The Court determined by requiring insurers to justify their exercise of conducting an EUO, the original judge drew “unsupported inferences, employed extraneous considerations, and failed to consider the entire legislative context of [the subsection].” The Court was also critical of the applications Judge for concluding (absent an evidentiary record) that EUOs would increase the cost of claims. The Court looked at the regime that the Legislature had set up for accident benefits and noted (paragraph 38):
…the legislature created the EUO as one mechanism in a major initiative to control the overall costs of the regime. The court must give effect to this object of the legislature and the evident legislative perspective that EUOs are a mechanism to reduce the overall cost of the system. Interpreting the provision on the supposition that EUOs increase costs, seems to me to run counter to the legislative objective for creating the provision to reduce costs.
The Court was also critical of the Judge’s analogy of the EUO notice to civil litigation – that a litigant in a civil case would have reference to the pleadings to determine the issues which may be covered in the examination for discovery. The Court stated that the SABs process is intended to be non-adversarial and thus an analogy to civil litigation was “misplaced.”:
[43] I regard the application judge’s analogy to civil litigation to be misplaced. It does not matter that a claimant in a tort action would have advance notice of the insurer’s position through a statement of defence before any examination for discovery would take place. Analogies to civil litigation are unhelpful in a statutory regime meant to replace tort law because the legislative object of the automobile insurance regime is to replace the tort resolution of disputes arising from automobile accidents with the process it prescribes. That an applicant “shall submit to an examination under oath” on a proper request of the insurer is clearly set out in the regulation. Effect must be given to the provision as written rather than attempting to make it comport with the civil litigation process.
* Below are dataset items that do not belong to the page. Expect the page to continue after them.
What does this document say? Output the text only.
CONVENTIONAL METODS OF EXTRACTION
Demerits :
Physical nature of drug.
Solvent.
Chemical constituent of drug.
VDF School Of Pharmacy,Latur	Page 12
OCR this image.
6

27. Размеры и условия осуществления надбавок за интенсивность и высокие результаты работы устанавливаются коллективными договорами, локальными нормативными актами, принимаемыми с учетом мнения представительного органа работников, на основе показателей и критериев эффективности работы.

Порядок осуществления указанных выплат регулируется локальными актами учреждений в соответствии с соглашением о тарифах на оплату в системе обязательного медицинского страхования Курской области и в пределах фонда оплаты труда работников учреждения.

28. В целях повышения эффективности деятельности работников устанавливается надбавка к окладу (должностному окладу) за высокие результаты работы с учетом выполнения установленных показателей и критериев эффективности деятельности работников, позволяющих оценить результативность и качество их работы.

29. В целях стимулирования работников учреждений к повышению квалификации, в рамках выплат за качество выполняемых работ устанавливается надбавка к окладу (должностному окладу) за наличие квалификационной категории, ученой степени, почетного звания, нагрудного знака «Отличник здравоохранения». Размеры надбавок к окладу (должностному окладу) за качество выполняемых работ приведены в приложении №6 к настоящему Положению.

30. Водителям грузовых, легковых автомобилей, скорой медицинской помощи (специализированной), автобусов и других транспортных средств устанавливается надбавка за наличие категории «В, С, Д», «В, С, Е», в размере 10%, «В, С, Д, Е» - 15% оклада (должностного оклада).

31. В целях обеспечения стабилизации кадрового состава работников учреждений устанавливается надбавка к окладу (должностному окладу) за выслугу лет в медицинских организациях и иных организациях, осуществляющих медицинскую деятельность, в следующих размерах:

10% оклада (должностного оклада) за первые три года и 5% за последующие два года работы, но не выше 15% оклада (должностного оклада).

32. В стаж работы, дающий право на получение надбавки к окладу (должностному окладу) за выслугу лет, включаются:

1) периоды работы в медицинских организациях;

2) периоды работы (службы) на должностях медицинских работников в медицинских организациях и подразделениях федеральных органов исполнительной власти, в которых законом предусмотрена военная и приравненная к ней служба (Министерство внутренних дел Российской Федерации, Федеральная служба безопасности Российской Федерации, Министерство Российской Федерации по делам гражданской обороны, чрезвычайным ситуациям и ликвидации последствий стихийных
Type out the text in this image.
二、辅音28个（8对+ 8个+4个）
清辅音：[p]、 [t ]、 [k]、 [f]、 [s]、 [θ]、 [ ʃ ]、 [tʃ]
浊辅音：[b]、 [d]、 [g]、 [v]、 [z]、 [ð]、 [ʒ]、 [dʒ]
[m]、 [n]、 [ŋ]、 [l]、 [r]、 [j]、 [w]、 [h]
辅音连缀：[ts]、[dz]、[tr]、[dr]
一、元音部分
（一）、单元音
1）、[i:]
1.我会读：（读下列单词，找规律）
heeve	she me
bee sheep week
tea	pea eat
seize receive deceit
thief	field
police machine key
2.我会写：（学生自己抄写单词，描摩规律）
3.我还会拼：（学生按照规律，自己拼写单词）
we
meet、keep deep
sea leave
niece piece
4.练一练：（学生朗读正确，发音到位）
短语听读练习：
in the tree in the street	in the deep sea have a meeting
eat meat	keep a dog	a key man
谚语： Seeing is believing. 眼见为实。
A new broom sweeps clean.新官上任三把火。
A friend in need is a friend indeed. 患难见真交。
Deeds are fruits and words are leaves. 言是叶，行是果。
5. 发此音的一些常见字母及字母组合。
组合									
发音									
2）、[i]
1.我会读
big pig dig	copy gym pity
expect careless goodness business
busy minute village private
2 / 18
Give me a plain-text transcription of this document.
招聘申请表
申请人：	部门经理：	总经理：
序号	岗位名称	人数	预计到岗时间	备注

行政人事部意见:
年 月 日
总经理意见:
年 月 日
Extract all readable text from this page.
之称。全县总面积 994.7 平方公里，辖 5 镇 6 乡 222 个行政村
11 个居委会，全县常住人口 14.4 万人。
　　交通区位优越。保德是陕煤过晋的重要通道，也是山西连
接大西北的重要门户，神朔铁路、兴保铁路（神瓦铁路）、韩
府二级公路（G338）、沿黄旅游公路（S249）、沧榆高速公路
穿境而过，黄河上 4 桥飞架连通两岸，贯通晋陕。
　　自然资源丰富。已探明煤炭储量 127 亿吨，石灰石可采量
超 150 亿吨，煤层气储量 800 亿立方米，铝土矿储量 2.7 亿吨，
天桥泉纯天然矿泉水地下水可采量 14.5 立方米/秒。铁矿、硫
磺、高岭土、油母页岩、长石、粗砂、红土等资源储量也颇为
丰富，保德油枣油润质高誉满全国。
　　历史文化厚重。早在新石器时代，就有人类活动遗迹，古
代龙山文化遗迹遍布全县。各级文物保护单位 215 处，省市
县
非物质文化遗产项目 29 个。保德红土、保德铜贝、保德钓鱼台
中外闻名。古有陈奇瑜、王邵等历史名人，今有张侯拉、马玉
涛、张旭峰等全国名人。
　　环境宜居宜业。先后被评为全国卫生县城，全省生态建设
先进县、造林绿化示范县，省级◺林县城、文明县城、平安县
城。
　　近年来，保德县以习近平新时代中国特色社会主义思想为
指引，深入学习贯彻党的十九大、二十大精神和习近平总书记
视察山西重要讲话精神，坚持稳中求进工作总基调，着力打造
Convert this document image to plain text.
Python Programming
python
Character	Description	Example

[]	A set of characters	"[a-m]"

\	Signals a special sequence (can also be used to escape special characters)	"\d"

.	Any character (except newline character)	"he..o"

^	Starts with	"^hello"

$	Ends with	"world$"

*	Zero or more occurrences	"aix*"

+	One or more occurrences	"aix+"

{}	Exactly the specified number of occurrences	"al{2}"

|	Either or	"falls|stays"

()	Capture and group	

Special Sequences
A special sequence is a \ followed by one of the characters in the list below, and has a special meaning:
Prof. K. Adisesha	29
The court concluded that: “A general statement of the purpose of the EUO that gives the applicant notice of the general type of questions that will be asked is sufficient.”
In a very helpful gesture, the Court reviewed two notice letters and held that they satisfied the requirements of notice (paragraph 76):
An examination under oath is required in order to assist [Aviva], your insurer, in determining entitlement to specified benefits, medical and rehabilitation benefits, attendant care benefits, housekeeping and home maintenance expenses and costs of examination arising from the loss of April 25, 2015. The scope of the examination will be limited to matters that are relevant to your entitlement to said benefits.
Paragraph 79:
An examination under oath is required in order to assist [Aviva], your insurer, in determining entitlement to specified benefits, medical and rehabilitation benefits, attendant care benefits, housekeeping and home maintenance expenses and costs of examination arising from the loss of April 25, 2015. The scope of the examination will be limited to matters that are relevant to your entitlement to said benefits
The reasoning of the decision together with the reference to specific examples of notice, should now, unequivocally, clarify this issue and put to bed disputes over EUO notices and allow insurers to use the tools they were given in the adjudication of claims.